Майя молча помотала головой, глядя на мальчишку с непонятным самой себе щемящим чувством. Потом сказала:
– Тоже насовсем. – И подала ему руку: – Ну, прощай. Будь счастлив.
– А-ага. И вы… тоже, – смущаясь, выговорил мальчишка.
Майя кивнула, повернулась и пошла к метро. Она не знала, как ей устроиться в Москве, откуда у нее возьмется прописка, работа, не знала, как образуется все с брошенными документами – ничего это ее сейчас не интересовало; как-нибудь все устроится, обязательно, несомненно. Выйдет в конце концов замуж, даже фиктивно, найдет уж кого-нибудь, главное – вновь ходить по ней, вновь быть в ней!..
Она шла, никого не обходя, задевая за чьи-то руки, чемоданы, сумки, уже не улыбалась, зубы у нее были крепко стиснуты, и голос внутри нее повторял с отчаянием и ожесточением: хочу быть счастлива, хочу быть счастлива, хочу быть счастлива…
РУССКИЕ НАРОДНЫЕ ПЕСНИ
1
Гаврилов познакомился со своей женой на танцах в парке Горького, прожил с нею четырнадцать лет и ни разу за это время не пожалел, что пошел тогда провожать и назначил свидание. Люся была золото, а не жена, по современным меркам – так вообще ей цены не было: не курила, за тряпками не бегала, кулинарий не признавала, стряпала сама и любила стряпать, все носильное – трусы, майки, рубашки, кальсоны, ну и так далее – стирала на руках, а в прачечную сдавала только постельное, да при этом номерки на уголках светились у нее всегда как новенькие – всегда, в общем, лицом к семье обращена была, а не наоборот, душа в душу жили – вот точно, какая б пора в жизни у них ни шла. А пора была всякая. И в коммуналке обитали, соседка каустическую соду им в кастрюли на плите сыпала, и без денег сиживали, да не день, не неделю, а месяцы – его, когда Надька родилась и не до учебы стало, со стипендии сняли, а у нее, у медсестры, какая зарплатишка, и болел он, влежку в радикулите лежал, горшки она за ним возила… – ну, словом, досталось. Другая, глядишь, такие б истерики ему выдавала, повеситься бы рад был, а она ничего, никаких тебе эксцессов, только когда уж невмоготу случалось, вздохнет, дух переводя, да скажет: "О-хо-хоюш-ки-хо-хо, когда уж и у нас, как у людей, будет…" 3а четырнадцать лет много у них что изменилось: был Гаврилов студентом, стал начальником участка, жили в коммуналке, имели из обстановки один шкаф из комиссионки да кровать с панцирной сеткой, заимели квартиру двухкомнатную, тридцать два квадратных метра, обзавелись гарнитуром румынским, со стенкой и тахтой на колесиках, Надька вот родилась, выросла, двенадцать лет исполнилось…
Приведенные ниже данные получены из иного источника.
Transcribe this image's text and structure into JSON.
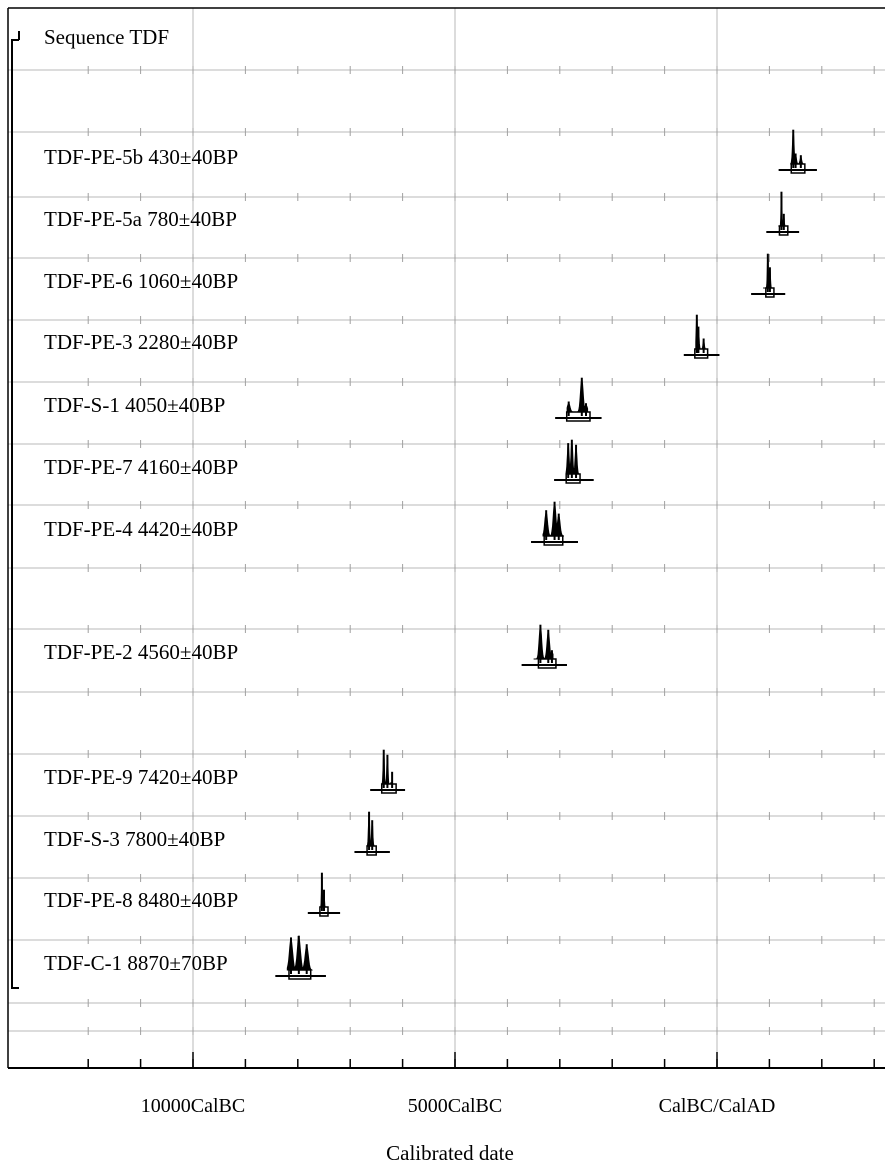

Тут-то, когда дочке исполнилось двенадцать, когда уж пошла у нее своя, самостоятельная жизнь, все больше стала она норовить с подругами да подругами, у жены Гаврилова и начались всякие странности.
То, глядишь, ляжет она на софу, руки за голову, глаза в потолок, и лежит час, лежит два, с места ее не своротишь, а в ванной уж второй день белье замочено, захочешь душ принять – хоть к соседям беги. А то вдруг кипу иностранных журналов откуда-то притащит, "Мадемуазель" называются да "Плейбой", да еще по-другому, и сидит листает их, а что понимает? – не по-русски же написано, картинки только смотрит – как неграмотная какая.
И нет-нет да стала она донимать Гаврилова жалобами:
– Что-то мы, Петя, скучно как-то живем.
– Это как это скучно? – не понимал он. – Живем, ну и живем… на работу ходим… отдыхаем… телевизор смотрим, в кино бываем…
– Ой, да ну кино что, пришел – и лупи глаза. Никакого развития, одно потребление, – говорила жена.
Гаврилов выписывал "Неделю", читал про науку, технику и сенсации, а жена читала все, от названия до адреса редакции, – и нахваталась.
– Какое тебе развитие нужно? – опять не понимал Гаврилов. – Ты ребенок, что ли? Это ребенок развиваться должен, вон Надька наша, а ты-то что?
– Ой, ну не так я сказала, ну не так, – виновато раздражалась жена. – С пользой же все должно быть, со смыслом. Ты вот мясо любишь, да с перцем, да с луком, а на ночь же наедаться не станешь?
– Ну, Люська, ну несешь! – изнемогал Гаврилов. – Мясо приплела… рыбу еще давай! Треску с камбалой. Или палтус. Я их тоже люблю.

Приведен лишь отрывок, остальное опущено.